SÃO PAULO, SP (FOLHAPRESS) - Quando estudava produção de música eletrônica numa faculdade na Mooca, Rafaela Andrade cansou de ouvir de colegas e professores que era necessário investir em equipamentos caros para criar música de qualidade. Para a menina de Itaquera, bairro da zona leste paulistana, com poucos recursos, era uma conversa desanimadora. "Eles falando de MacBook e eu com um fone de ouvido velho, da 25 de Março, todo remendado na fita isolante, emprestado de um amigo", afirma.

Essa percepção foi mudando à medida que comparava suas músicas com as de colegas com acesso a equipamentos sofisticados. "Eu vi que dinheiro não compra talento. As músicas deles eram muito ruins."

Em meados da década passada, já assinando como Badsista, Andrade começou a chamar a atenção no cenário musical paulistano ao criar conexões entre música eletrônica, funk e reggae. Em 2017, produziu o álbum de estreia de Linn da Quebrada --"Pajubá"-- e, no ano passado, o EP "Corpo sem Juízo", de Jup do Bairro, duas artistas que estão na linha de frente da revolução musical trans periférica que ganhou corpo em anos recentes. Como DJ, tocou em festivais consagrados como Glastonbury, no Reino Unido, e Nyege Nyege, em Uganda.

Neste ano, Badsista resolveu sair do lugar de produtora e ir para a frente do palco. Seu álbum de estreia, "Gueto Elegance", traz a artista de 28 anos cantando, compondo e apresentando sua visão de mundo. "Quis me botar para jogo, quis me expor, meu corpo, minha cara, minha voz. Tem coisas na minha cabeça que só eu posso executar", diz, em entrevista pelo telefone.

Apesar de solo, o disco conta com vários colaboradores, incluindo Jup do Bairro nos vocais e na direção de arte de "Chega nas Ideia", RHR, produtor de techno de Londrina, no Paraná, que trabalhou na mixagem e masterização e a queniana-ugandense MC Yallah, que atua nos vocais em "Farse".

Se é comum que a periferia apareça na música como lugar de privação e dificuldade, Badsista preferiu ressaltar a sua elegância. "Na quebrada, a gente cresce achando que ali tudo é feio, que a gente é feio, que nossa roupa é zoada", diz. "Tem muita beleza no trato entre as pessoas e no senso de comunidade."

Segundo a artista, criada em Itaquera e hoje moradora de Cangaíba com a companheira, há mais segurança e pertencimento na periferia do que em bairros centrais como a República ou Santa Cecília, "onde as coisas são muito impessoais".

O fato de morar na zona leste foi decisivo para que ela absorvesse influências de estilos como house, techno e psytrance.

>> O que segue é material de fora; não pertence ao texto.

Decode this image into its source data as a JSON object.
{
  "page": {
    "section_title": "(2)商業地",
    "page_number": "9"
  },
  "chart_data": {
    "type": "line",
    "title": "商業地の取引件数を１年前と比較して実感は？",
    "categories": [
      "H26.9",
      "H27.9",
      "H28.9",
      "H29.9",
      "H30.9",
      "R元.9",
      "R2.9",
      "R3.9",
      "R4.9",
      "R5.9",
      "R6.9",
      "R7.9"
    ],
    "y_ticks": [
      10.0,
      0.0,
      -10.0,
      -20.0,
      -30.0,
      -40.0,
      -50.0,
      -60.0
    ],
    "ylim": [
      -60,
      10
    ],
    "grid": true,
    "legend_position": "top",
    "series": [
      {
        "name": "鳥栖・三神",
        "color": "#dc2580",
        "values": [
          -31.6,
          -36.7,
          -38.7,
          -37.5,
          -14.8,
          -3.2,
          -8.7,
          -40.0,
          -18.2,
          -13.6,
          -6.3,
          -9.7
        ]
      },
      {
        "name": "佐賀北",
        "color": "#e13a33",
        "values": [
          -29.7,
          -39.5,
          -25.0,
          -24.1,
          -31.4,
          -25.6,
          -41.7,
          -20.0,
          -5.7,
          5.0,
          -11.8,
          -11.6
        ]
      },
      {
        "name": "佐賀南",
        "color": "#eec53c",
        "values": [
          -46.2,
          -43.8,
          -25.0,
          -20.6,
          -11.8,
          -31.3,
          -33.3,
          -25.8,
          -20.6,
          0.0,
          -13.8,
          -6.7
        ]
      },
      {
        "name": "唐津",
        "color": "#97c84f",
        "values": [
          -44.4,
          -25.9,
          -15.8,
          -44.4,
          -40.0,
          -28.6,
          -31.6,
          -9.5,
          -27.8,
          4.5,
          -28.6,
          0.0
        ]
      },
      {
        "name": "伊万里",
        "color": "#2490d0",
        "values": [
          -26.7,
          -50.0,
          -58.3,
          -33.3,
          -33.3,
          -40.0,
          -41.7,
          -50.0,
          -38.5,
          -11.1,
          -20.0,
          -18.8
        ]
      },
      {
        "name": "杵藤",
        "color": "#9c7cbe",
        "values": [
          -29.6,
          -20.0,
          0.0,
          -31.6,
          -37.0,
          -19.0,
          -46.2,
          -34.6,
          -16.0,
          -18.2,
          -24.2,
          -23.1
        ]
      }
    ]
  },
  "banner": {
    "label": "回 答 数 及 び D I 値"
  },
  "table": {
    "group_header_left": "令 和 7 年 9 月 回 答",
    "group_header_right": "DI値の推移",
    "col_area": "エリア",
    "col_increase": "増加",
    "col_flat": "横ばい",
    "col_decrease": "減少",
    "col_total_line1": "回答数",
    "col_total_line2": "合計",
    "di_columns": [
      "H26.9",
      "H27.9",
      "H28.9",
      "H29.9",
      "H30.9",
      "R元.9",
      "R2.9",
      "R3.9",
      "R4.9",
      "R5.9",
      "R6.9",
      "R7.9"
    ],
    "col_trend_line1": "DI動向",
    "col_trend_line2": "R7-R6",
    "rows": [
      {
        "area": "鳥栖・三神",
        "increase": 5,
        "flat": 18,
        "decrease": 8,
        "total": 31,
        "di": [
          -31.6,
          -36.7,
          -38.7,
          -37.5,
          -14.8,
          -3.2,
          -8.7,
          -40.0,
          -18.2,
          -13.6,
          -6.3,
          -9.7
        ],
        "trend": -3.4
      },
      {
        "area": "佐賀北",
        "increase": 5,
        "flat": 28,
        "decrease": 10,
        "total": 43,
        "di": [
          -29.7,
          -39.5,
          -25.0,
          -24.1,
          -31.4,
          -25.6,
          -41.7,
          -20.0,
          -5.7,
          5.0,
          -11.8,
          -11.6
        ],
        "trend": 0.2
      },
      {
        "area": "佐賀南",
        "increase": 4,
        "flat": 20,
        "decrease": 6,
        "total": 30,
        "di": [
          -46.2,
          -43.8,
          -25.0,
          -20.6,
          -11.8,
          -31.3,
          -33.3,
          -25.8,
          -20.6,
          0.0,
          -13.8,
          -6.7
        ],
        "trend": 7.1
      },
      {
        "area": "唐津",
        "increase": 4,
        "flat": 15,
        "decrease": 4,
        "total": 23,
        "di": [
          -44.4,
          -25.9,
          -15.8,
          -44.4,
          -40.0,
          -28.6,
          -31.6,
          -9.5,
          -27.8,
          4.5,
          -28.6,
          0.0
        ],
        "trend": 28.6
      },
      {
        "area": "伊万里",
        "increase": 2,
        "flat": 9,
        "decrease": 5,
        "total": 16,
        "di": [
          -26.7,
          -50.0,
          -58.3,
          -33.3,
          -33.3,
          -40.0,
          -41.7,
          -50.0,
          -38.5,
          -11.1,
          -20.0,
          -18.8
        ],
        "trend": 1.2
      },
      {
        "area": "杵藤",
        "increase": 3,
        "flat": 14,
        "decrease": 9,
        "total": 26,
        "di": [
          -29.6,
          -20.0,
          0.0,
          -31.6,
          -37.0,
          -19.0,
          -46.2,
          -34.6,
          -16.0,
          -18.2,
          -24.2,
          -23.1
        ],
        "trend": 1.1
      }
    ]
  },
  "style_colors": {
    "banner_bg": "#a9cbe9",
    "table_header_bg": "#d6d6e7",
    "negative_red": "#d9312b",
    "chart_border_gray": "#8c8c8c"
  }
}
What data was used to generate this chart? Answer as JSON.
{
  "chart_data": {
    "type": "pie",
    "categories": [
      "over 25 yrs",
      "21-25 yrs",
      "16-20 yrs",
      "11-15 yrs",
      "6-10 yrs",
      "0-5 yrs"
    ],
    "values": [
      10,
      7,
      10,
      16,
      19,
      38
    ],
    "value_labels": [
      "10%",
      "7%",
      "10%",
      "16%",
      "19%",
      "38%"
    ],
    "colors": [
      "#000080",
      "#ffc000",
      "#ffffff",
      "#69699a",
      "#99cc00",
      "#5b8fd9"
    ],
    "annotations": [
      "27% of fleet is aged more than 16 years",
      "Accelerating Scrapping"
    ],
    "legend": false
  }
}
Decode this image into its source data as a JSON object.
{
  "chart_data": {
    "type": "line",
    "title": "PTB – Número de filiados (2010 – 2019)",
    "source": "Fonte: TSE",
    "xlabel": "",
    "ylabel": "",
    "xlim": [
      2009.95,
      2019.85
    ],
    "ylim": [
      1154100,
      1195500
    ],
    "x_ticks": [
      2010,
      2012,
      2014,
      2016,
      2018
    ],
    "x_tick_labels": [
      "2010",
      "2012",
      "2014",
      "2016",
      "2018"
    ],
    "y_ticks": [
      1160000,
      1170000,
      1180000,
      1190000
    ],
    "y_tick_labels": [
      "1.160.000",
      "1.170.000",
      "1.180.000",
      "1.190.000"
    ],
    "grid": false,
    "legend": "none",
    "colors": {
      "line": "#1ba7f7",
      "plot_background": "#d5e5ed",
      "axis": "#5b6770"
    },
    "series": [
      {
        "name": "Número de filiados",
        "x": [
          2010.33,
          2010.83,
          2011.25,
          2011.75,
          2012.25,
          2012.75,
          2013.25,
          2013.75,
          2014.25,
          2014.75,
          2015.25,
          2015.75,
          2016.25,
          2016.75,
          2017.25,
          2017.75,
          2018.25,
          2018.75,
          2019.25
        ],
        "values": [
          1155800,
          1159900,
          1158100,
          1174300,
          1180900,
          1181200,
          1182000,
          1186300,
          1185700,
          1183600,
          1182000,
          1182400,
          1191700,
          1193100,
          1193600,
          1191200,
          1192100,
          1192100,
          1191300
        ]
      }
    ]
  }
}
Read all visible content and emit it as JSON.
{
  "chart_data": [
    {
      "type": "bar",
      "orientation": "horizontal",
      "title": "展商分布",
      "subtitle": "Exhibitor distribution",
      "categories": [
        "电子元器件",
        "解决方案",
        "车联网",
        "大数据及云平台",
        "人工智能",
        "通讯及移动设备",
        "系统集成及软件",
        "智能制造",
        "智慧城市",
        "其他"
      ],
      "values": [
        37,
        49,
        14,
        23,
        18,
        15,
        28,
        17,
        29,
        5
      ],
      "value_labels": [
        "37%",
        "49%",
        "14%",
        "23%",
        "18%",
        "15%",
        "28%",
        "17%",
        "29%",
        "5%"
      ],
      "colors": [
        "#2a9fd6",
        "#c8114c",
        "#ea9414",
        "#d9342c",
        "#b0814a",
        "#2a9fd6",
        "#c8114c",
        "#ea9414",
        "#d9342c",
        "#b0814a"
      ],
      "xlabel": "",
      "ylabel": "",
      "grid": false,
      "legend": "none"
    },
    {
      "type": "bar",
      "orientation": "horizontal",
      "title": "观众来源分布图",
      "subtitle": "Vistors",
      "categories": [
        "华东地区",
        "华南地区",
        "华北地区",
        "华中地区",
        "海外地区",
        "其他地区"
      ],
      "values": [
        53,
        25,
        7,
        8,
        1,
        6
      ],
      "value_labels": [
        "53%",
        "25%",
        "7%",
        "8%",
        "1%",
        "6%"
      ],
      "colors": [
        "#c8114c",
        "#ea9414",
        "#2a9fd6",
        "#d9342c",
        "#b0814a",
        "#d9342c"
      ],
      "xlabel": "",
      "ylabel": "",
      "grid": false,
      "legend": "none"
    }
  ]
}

A tradição de música eletrônica da região remonta a grandes casas dos anos 1990, como Toco e Sound Factory, e DJs como Marky, Andy e Ricardo Guedes. Foi por meio de primos mais velhos que frequentavam esses lugares que Badsista conheceu o gênero.

Ela atualiza esse legado ao promover seu encontro com novos eixos de música e socialização. Em seu álbum, a faixa "A Braba do Jaca", com vocais da rapper Lari Bxd 777, põe uma base de house sob uma letra que fala de flerte e sexo a partir da cena do funk. "E foi lá no [balie] Mandela que ela gamou em mim/ Te chamei pro barraco, tu ficou de quatro", diz.

A faixa "Chega nas Ideia" reforça a ponte com timbres que poderiam estar tanto numa produção de techno quanto no chamado funk "mandelão", de sonoridade sintética.

Badsista diz enxergar o funk de São Paulo como sendo "muito parecido com o techno de Chicago ou Detroit". "Ele vem dessa cidade mais de concreto, mais dura, isso se transcreve no som, mais 'robôzão', mais tecnológico e menos percussivo."

Segundo ela, o acesso maior à tecnologia foi fundamental para alavancar a criação musical nas periferias. "O primeiro computador que tivemos em casa, em 2005, foi graças ao programa Computador para Todos, do governo Lula", pontua, que também enfatiza que sua entrada na faculdade foi por meio do Prouni, programa de bolsas de estudo para universidades criado em 2004.

"Gueto Elegance" celebra, acima de tudo, o encontro e o empoderamento proporcionado pelas festas e pistas de dança, sejam raves ou fluxos. "Quando falo de festa no álbum é trazendo esse lugar da comunidade e de tudo que você pode viver dentro daquilo", afirma. "Alguns anos atrás eu não era porra nenhuma, uma zé-ninguém. Para estar no lugar onde estou hoje, devo muito a todo mundo que está nesse rolê."